Investir em dessalinização para resolver esse tipo de problema sem antes corrigir as ineficiências no uso da água pode ser visto como uma solução temporária. A distribuição equitativa da água, investimentos em infraestrutura e a preservação de bacias hidrográficas são cruciais para qualquer solução sustentável a longo prazo.

O paradoxo da abundância: O que realmente falta?

Se a tecnologia está ficando mais barata e a escassez de água é uma ameaça global crescente, por que não estamos criando verdadeiros paraísos aquáticos em todo o mundo? A resposta pode não estar apenas nos fatores econômicos e ambientais, mas também em uma falta de visão e prioridade por parte dos governos e das indústrias.

Transformar países inteiros em oásis, com lagos artificiais e irrigação massiva, exigiria uma revolução não só tecnológica, mas também política. Precisaríamos de uma coordenação global de esforços, investimentos maciços e uma vontade política de fazer acontecer. Muitos países ainda estão presos a políticas conservadoras de gestão da água e, paradoxalmente, alguns sequer investem o suficiente em tecnologias que poderiam garantir o futuro hídrico de suas populações.

Um futuro de oásis aquáticos: utopia ou realidade?

A ideia de transformar o mundo em um paraíso aquático, com água doce em abundância, não é impossível, mas está longe de ser simples. A tecnologia está aí, mais barata e acessível do que nunca. No entanto, os desafios vão além da tecnologia.
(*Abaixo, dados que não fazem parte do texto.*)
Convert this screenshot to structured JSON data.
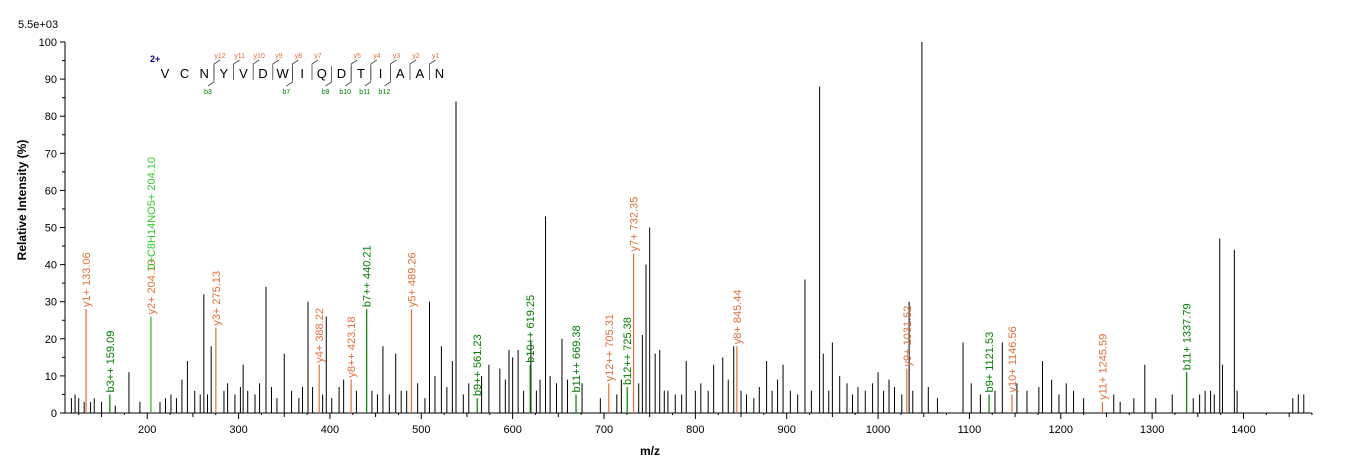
{
  "chart_data": {
    "type": "bar",
    "title": "",
    "xlabel": "m/z",
    "ylabel": "Relative   Intensity (%)",
    "max_intensity_label": "5.5e+03",
    "xlim": [
      110,
      1475
    ],
    "ylim": [
      0,
      100
    ],
    "xticks": [
      200,
      300,
      400,
      500,
      600,
      700,
      800,
      900,
      1000,
      1100,
      1200,
      1300,
      1400
    ],
    "yticks": [
      0,
      10,
      20,
      30,
      40,
      50,
      60,
      70,
      80,
      90,
      100
    ],
    "colors": {
      "y_ion": "#e0703a",
      "b_ion": "#008000",
      "other_ion": "#2ecc2e",
      "charge": "#00008b",
      "peak": "#000000"
    },
    "sequence": {
      "charge_label": "2+",
      "residues": [
        "V",
        "C",
        "N",
        "Y",
        "V",
        "D",
        "W",
        "I",
        "Q",
        "D",
        "T",
        "I",
        "A",
        "A",
        "N"
      ],
      "y_labels": [
        {
          "after": 3,
          "label": "y12"
        },
        {
          "after": 4,
          "label": "y11"
        },
        {
          "after": 5,
          "label": "y10"
        },
        {
          "after": 6,
          "label": "y9"
        },
        {
          "after": 7,
          "label": "y8"
        },
        {
          "after": 8,
          "label": "y7"
        },
        {
          "after": 10,
          "label": "y5"
        },
        {
          "after": 11,
          "label": "y4"
        },
        {
          "after": 12,
          "label": "y3"
        },
        {
          "after": 13,
          "label": "y2"
        },
        {
          "after": 14,
          "label": "y1"
        }
      ],
      "b_labels": [
        {
          "after": 3,
          "label": "b3"
        },
        {
          "after": 7,
          "label": "b7"
        },
        {
          "after": 9,
          "label": "b9"
        },
        {
          "after": 10,
          "label": "b10"
        },
        {
          "after": 11,
          "label": "b11"
        },
        {
          "after": 12,
          "label": "b12"
        }
      ]
    },
    "annotated_peaks": [
      {
        "mz": 133.06,
        "intensity": 28,
        "label": "y1+ 133.06",
        "ion": "y"
      },
      {
        "mz": 159.09,
        "intensity": 5,
        "label": "b3++ 159.09",
        "ion": "b"
      },
      {
        "mz": 204.1,
        "intensity": 26,
        "label": "y2+ 204.10",
        "ion": "y"
      },
      {
        "mz": 204.1,
        "intensity": 26,
        "label": "0+C8H14NO5+ 204.10",
        "ion": "other",
        "offset": 45
      },
      {
        "mz": 275.13,
        "intensity": 23,
        "label": "y3+ 275.13",
        "ion": "y"
      },
      {
        "mz": 388.22,
        "intensity": 13,
        "label": "y4+ 388.22",
        "ion": "y"
      },
      {
        "mz": 423.18,
        "intensity": 9,
        "label": "y8++ 423.18",
        "ion": "y"
      },
      {
        "mz": 440.21,
        "intensity": 28,
        "label": "b7++ 440.21",
        "ion": "b"
      },
      {
        "mz": 489.26,
        "intensity": 28,
        "label": "y5+ 489.26",
        "ion": "y"
      },
      {
        "mz": 561.23,
        "intensity": 4,
        "label": "b9++ 561.23",
        "ion": "b"
      },
      {
        "mz": 619.25,
        "intensity": 13,
        "label": "b10++ 619.25",
        "ion": "b"
      },
      {
        "mz": 669.38,
        "intensity": 5,
        "label": "b11++ 669.38",
        "ion": "b"
      },
      {
        "mz": 705.31,
        "intensity": 8,
        "label": "y12++ 705.31",
        "ion": "y"
      },
      {
        "mz": 725.38,
        "intensity": 7,
        "label": "b12++ 725.38",
        "ion": "b"
      },
      {
        "mz": 732.35,
        "intensity": 43,
        "label": "y7+ 732.35",
        "ion": "y"
      },
      {
        "mz": 845.44,
        "intensity": 18,
        "label": "y8+ 845.44",
        "ion": "y"
      },
      {
        "mz": 1031.52,
        "intensity": 12,
        "label": "y9+ 1031.52",
        "ion": "y"
      },
      {
        "mz": 1121.53,
        "intensity": 5,
        "label": "b9+ 1121.53",
        "ion": "b"
      },
      {
        "mz": 1146.56,
        "intensity": 5,
        "label": "y10+ 1146.56",
        "ion": "y"
      },
      {
        "mz": 1245.59,
        "intensity": 3,
        "label": "y11+ 1245.59",
        "ion": "y"
      },
      {
        "mz": 1337.79,
        "intensity": 11,
        "label": "b11+ 1337.79",
        "ion": "b"
      }
    ],
    "peaks": [
      [
        117,
        4
      ],
      [
        121,
        5
      ],
      [
        125,
        4
      ],
      [
        131,
        3
      ],
      [
        138,
        3
      ],
      [
        142,
        4
      ],
      [
        150,
        3
      ],
      [
        165,
        2
      ],
      [
        180,
        11
      ],
      [
        192,
        3
      ],
      [
        214,
        3
      ],
      [
        220,
        4
      ],
      [
        226,
        5
      ],
      [
        232,
        4
      ],
      [
        238,
        9
      ],
      [
        244,
        14
      ],
      [
        252,
        6
      ],
      [
        258,
        5
      ],
      [
        262,
        32
      ],
      [
        266,
        5
      ],
      [
        270,
        18
      ],
      [
        284,
        6
      ],
      [
        288,
        8
      ],
      [
        296,
        5
      ],
      [
        302,
        7
      ],
      [
        305,
        13
      ],
      [
        310,
        6
      ],
      [
        318,
        5
      ],
      [
        323,
        8
      ],
      [
        330,
        34
      ],
      [
        336,
        7
      ],
      [
        342,
        4
      ],
      [
        350,
        16
      ],
      [
        358,
        6
      ],
      [
        366,
        4
      ],
      [
        370,
        7
      ],
      [
        376,
        30
      ],
      [
        381,
        7
      ],
      [
        392,
        5
      ],
      [
        396,
        26
      ],
      [
        402,
        4
      ],
      [
        410,
        7
      ],
      [
        415,
        9
      ],
      [
        429,
        6
      ],
      [
        446,
        6
      ],
      [
        452,
        5
      ],
      [
        458,
        18
      ],
      [
        465,
        5
      ],
      [
        472,
        16
      ],
      [
        478,
        6
      ],
      [
        484,
        6
      ],
      [
        496,
        8
      ],
      [
        504,
        4
      ],
      [
        509,
        30
      ],
      [
        515,
        10
      ],
      [
        522,
        18
      ],
      [
        528,
        7
      ],
      [
        534,
        14
      ],
      [
        538,
        84
      ],
      [
        546,
        5
      ],
      [
        552,
        8
      ],
      [
        566,
        10
      ],
      [
        574,
        13
      ],
      [
        586,
        12
      ],
      [
        592,
        9
      ],
      [
        596,
        17
      ],
      [
        600,
        15
      ],
      [
        606,
        17
      ],
      [
        612,
        6
      ],
      [
        620,
        19
      ],
      [
        626,
        6
      ],
      [
        630,
        9
      ],
      [
        636,
        53
      ],
      [
        641,
        10
      ],
      [
        648,
        8
      ],
      [
        654,
        20
      ],
      [
        660,
        9
      ],
      [
        676,
        8
      ],
      [
        696,
        4
      ],
      [
        714,
        5
      ],
      [
        719,
        9
      ],
      [
        738,
        8
      ],
      [
        742,
        21
      ],
      [
        746,
        40
      ],
      [
        750,
        50
      ],
      [
        756,
        16
      ],
      [
        761,
        17
      ],
      [
        766,
        6
      ],
      [
        770,
        6
      ],
      [
        778,
        5
      ],
      [
        785,
        5
      ],
      [
        790,
        14
      ],
      [
        800,
        6
      ],
      [
        806,
        8
      ],
      [
        814,
        6
      ],
      [
        820,
        13
      ],
      [
        830,
        15
      ],
      [
        836,
        9
      ],
      [
        842,
        18
      ],
      [
        850,
        6
      ],
      [
        856,
        5
      ],
      [
        864,
        4
      ],
      [
        870,
        7
      ],
      [
        878,
        14
      ],
      [
        884,
        6
      ],
      [
        890,
        9
      ],
      [
        896,
        13
      ],
      [
        904,
        6
      ],
      [
        912,
        5
      ],
      [
        920,
        36
      ],
      [
        927,
        6
      ],
      [
        936,
        88
      ],
      [
        940,
        16
      ],
      [
        946,
        6
      ],
      [
        950,
        19
      ],
      [
        958,
        10
      ],
      [
        966,
        8
      ],
      [
        972,
        5
      ],
      [
        978,
        7
      ],
      [
        986,
        6
      ],
      [
        994,
        8
      ],
      [
        1000,
        11
      ],
      [
        1006,
        6
      ],
      [
        1012,
        9
      ],
      [
        1018,
        7
      ],
      [
        1026,
        5
      ],
      [
        1034,
        30
      ],
      [
        1038,
        6
      ],
      [
        1048,
        100
      ],
      [
        1055,
        7
      ],
      [
        1065,
        4
      ],
      [
        1093,
        19
      ],
      [
        1102,
        8
      ],
      [
        1112,
        5
      ],
      [
        1128,
        6
      ],
      [
        1136,
        19
      ],
      [
        1152,
        8
      ],
      [
        1163,
        6
      ],
      [
        1176,
        7
      ],
      [
        1180,
        14
      ],
      [
        1190,
        9
      ],
      [
        1198,
        5
      ],
      [
        1206,
        8
      ],
      [
        1214,
        6
      ],
      [
        1225,
        4
      ],
      [
        1258,
        5
      ],
      [
        1265,
        3
      ],
      [
        1280,
        4
      ],
      [
        1292,
        13
      ],
      [
        1304,
        4
      ],
      [
        1322,
        5
      ],
      [
        1345,
        4
      ],
      [
        1352,
        5
      ],
      [
        1358,
        6
      ],
      [
        1364,
        6
      ],
      [
        1368,
        5
      ],
      [
        1374,
        47
      ],
      [
        1377,
        13
      ],
      [
        1390,
        44
      ],
      [
        1393,
        6
      ],
      [
        1454,
        4
      ],
      [
        1460,
        5
      ],
      [
        1466,
        5
      ]
    ]
  }
}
São questões políticas, ambientais e de gestão que precisam ser resolvidas.

Enquanto isso, países como Israel e Arábia Saudita continuam a demonstrar que a dessalinização pode ser parte da solução, mas ainda é uma peça em um quebra-cabeça muito maior. Um futuro onde lagos artificiais, piscinas e plantações verdes abundem depende da nossa capacidade de resolver esses problemas de forma coordenada e inovadora.

Quem sabe, daqui a algumas décadas, possamos ver o surgimento dos verdadeiros oásis globais. Até lá, a água continua sendo o recurso mais precioso do planeta – e, paradoxalmente, um dos mais mal geridos.